The Wyss Institute, at Harvard, has developed a tablet application that, among other things, could help diagnose concussions on the sidelines of a football match. Wyss reports on the findings on its site (and in the Journal of Gerontology); CNET and others have taken also taken note.
The goal of the app is to bring hard data to a realm that’s traditionally been fairly subjective: diagnosing neuromuscular deficits. Wouldn’t it be nice, Wyss Institute researchers reckoned, if we could be a little bit more precise in assessing these deficits?
To that end, the researchers created an application implemented on a Panasonic tablet with a stylus. At root, it’s a simple tracing exercise. A patient is asked to use a stylus to follow a moving target around a circle. Proprietary algorithms measure to what extent a patient deviates from the proper path. Administer this test to a quarterback who just got sacked, in theory, and instead of vague subjective answers, now you can actually have a numerical score that’s something of a window into his brain state.
The tech could be useful not only on the NFL sidelines, but also in doctor’s offices everywhere. Said one of the researchers, Leia Stirling, who led the study: “One day it might sit next to the thermometer and pressure cuff in the doctor’s office….Just as your blood pressure is recorded during every visit, so could your neuromuscular score be tracked over time to determine progress through recovery and rehabilitation.”
Stirling’s team is in early stages yet; for now, they’ve only collected baseline data on how healthy people trace these circles.
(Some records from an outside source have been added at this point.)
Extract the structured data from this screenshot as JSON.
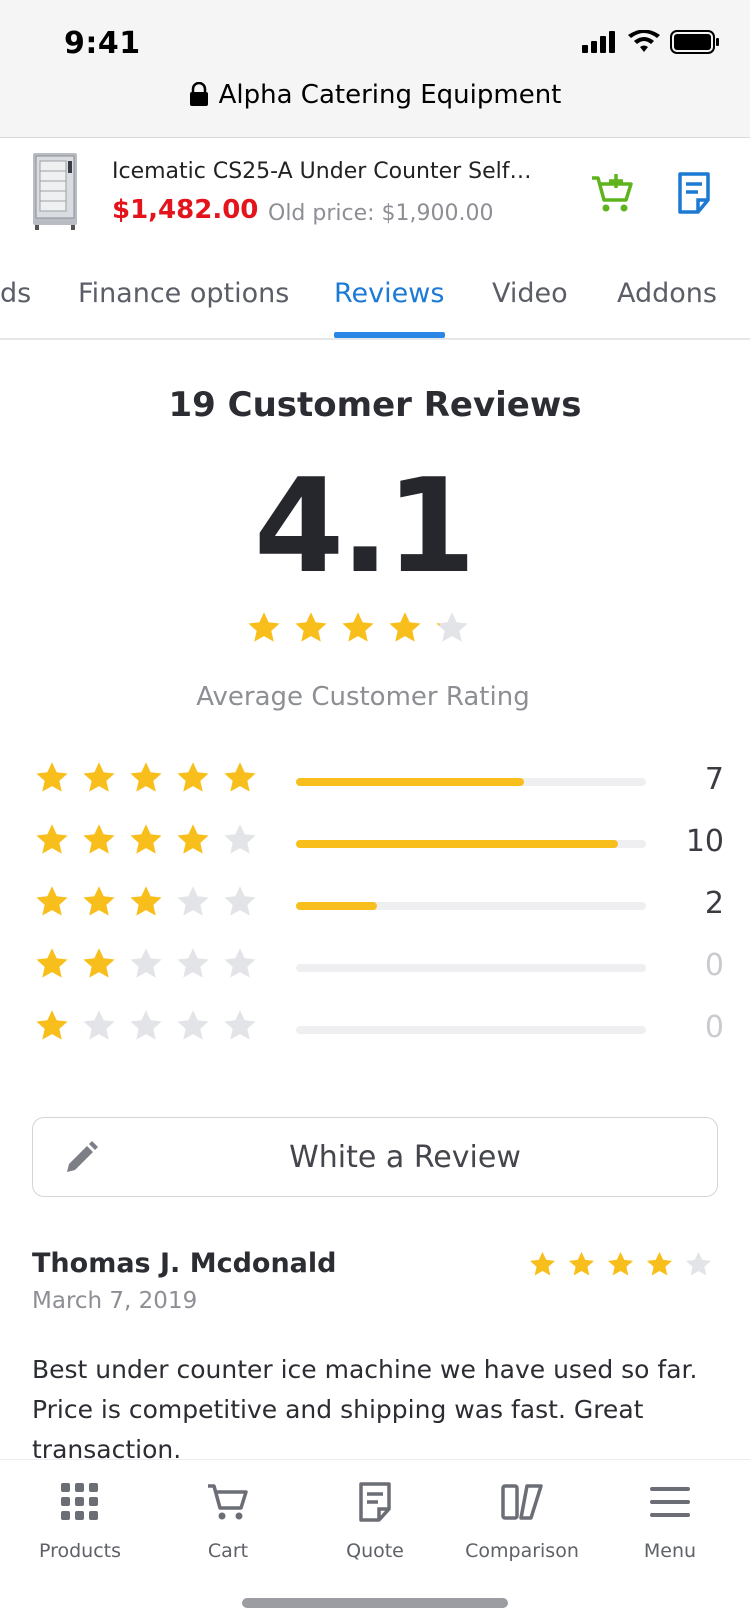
{
  "status_bar": {
    "time": "9:41"
  },
  "browser": {
    "url_title": "Alpha Catering Equipment"
  },
  "product": {
    "title": "Icematic CS25-A Under Counter Self…",
    "price": "$1,482.00",
    "old_price": "Old price: $1,900.00"
  },
  "tabs": [
    {
      "label": "ds"
    },
    {
      "label": "Finance options"
    },
    {
      "label": "Reviews",
      "active": true
    },
    {
      "label": "Video"
    },
    {
      "label": "Addons"
    }
  ],
  "summary": {
    "title": "19 Customer Reviews",
    "average": "4.1",
    "average_stars": 4.1,
    "label": "Average Customer Rating"
  },
  "distribution": [
    {
      "stars": 5,
      "count": "7",
      "fill": 0.65
    },
    {
      "stars": 4,
      "count": "10",
      "fill": 0.92
    },
    {
      "stars": 3,
      "count": "2",
      "fill": 0.23
    },
    {
      "stars": 2,
      "count": "0",
      "fill": 0
    },
    {
      "stars": 1,
      "count": "0",
      "fill": 0
    }
  ],
  "write_review": {
    "label": "White a Review"
  },
  "review": {
    "name": "Thomas J. Mcdonald",
    "date": "March 7, 2019",
    "rating": 4,
    "text": "Best under counter ice machine we have used so far. Price is competitive and shipping was fast. Great transaction."
  },
  "bottom_nav": [
    {
      "label": "Products",
      "icon": "grid-icon"
    },
    {
      "label": "Cart",
      "icon": "cart-icon"
    },
    {
      "label": "Quote",
      "icon": "quote-icon"
    },
    {
      "label": "Comparison",
      "icon": "comparison-icon"
    },
    {
      "label": "Menu",
      "icon": "menu-icon"
    }
  ],
  "colors": {
    "accent": "#1c7ad4",
    "price": "#e3141b",
    "star": "#f8bf1c",
    "star_empty": "#e3e4e7",
    "cart_green": "#5fb31c"
  }
}
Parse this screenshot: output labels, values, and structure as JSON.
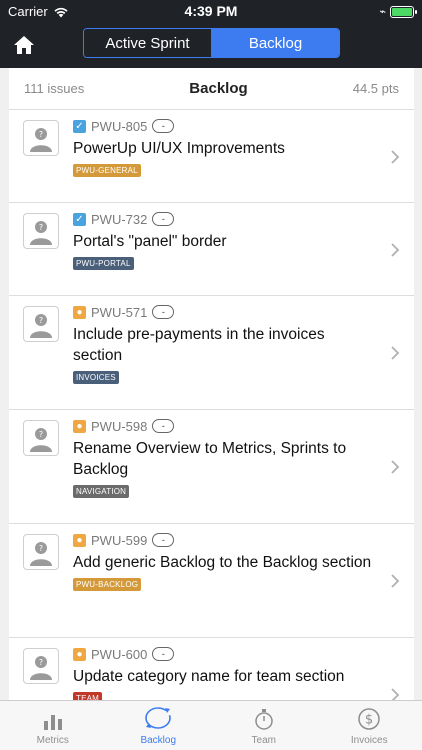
{
  "status_bar": {
    "carrier": "Carrier",
    "time": "4:39 PM"
  },
  "header": {
    "segments": [
      {
        "label": "Active Sprint",
        "active": false
      },
      {
        "label": "Backlog",
        "active": true
      }
    ],
    "accent_color": "#3d7cf0"
  },
  "list": {
    "issue_count": "111 issues",
    "title": "Backlog",
    "points": "44.5 pts",
    "issues": [
      {
        "key": "PWU-805",
        "type": "task",
        "points": "-",
        "title": "PowerUp UI/UX Improvements",
        "label": "PWU-GENERAL",
        "label_color": "#d49a3a"
      },
      {
        "key": "PWU-732",
        "type": "task",
        "points": "-",
        "title": "Portal's \"panel\" border",
        "label": "PWU-PORTAL",
        "label_color": "#4a5f7a"
      },
      {
        "key": "PWU-571",
        "type": "story",
        "points": "-",
        "title": "Include pre-payments in the invoices section",
        "label": "INVOICES",
        "label_color": "#4a5f7a"
      },
      {
        "key": "PWU-598",
        "type": "story",
        "points": "-",
        "title": "Rename Overview to Metrics, Sprints to Backlog",
        "label": "NAVIGATION",
        "label_color": "#6b6b6b"
      },
      {
        "key": "PWU-599",
        "type": "story",
        "points": "-",
        "title": "Add generic Backlog to the Backlog section",
        "label": "PWU-BACKLOG",
        "label_color": "#d49a3a"
      },
      {
        "key": "PWU-600",
        "type": "story",
        "points": "-",
        "title": "Update category name for team section",
        "label": "TEAM",
        "label_color": "#c0392b"
      }
    ]
  },
  "tabbar": {
    "tabs": [
      {
        "label": "Metrics",
        "icon": "bar-chart-icon",
        "active": false
      },
      {
        "label": "Backlog",
        "icon": "refresh-cycle-icon",
        "active": true
      },
      {
        "label": "Team",
        "icon": "stopwatch-icon",
        "active": false
      },
      {
        "label": "Invoices",
        "icon": "dollar-icon",
        "active": false
      }
    ]
  }
}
The next step is to get a pool of data on how people with neuromuscular pathologies do so. “The team is currently conducting a study with athletes in the Boston area to determine the sensitivity of the technology in diagnosing concussions,” says Wyss.
Concussion-fighting tech is a longstanding subject in the pages of Technology Review (not to mention in the annals of college and pro football in general, a brutal sport at a moral crossroads). In 2007, Emily Singer reported on a test to spot concussions in athletes; some years after that, she deepened her reporting with this look at a device that could detect concussions on the football field. Brittany Sauser in 2011 wrote about the need to refine research into which helmets offered the best concussion protection; that same year, I took a look at how “smart mouthguards” could help contribute to the solution of what is ultimately, in some respects, a data problem.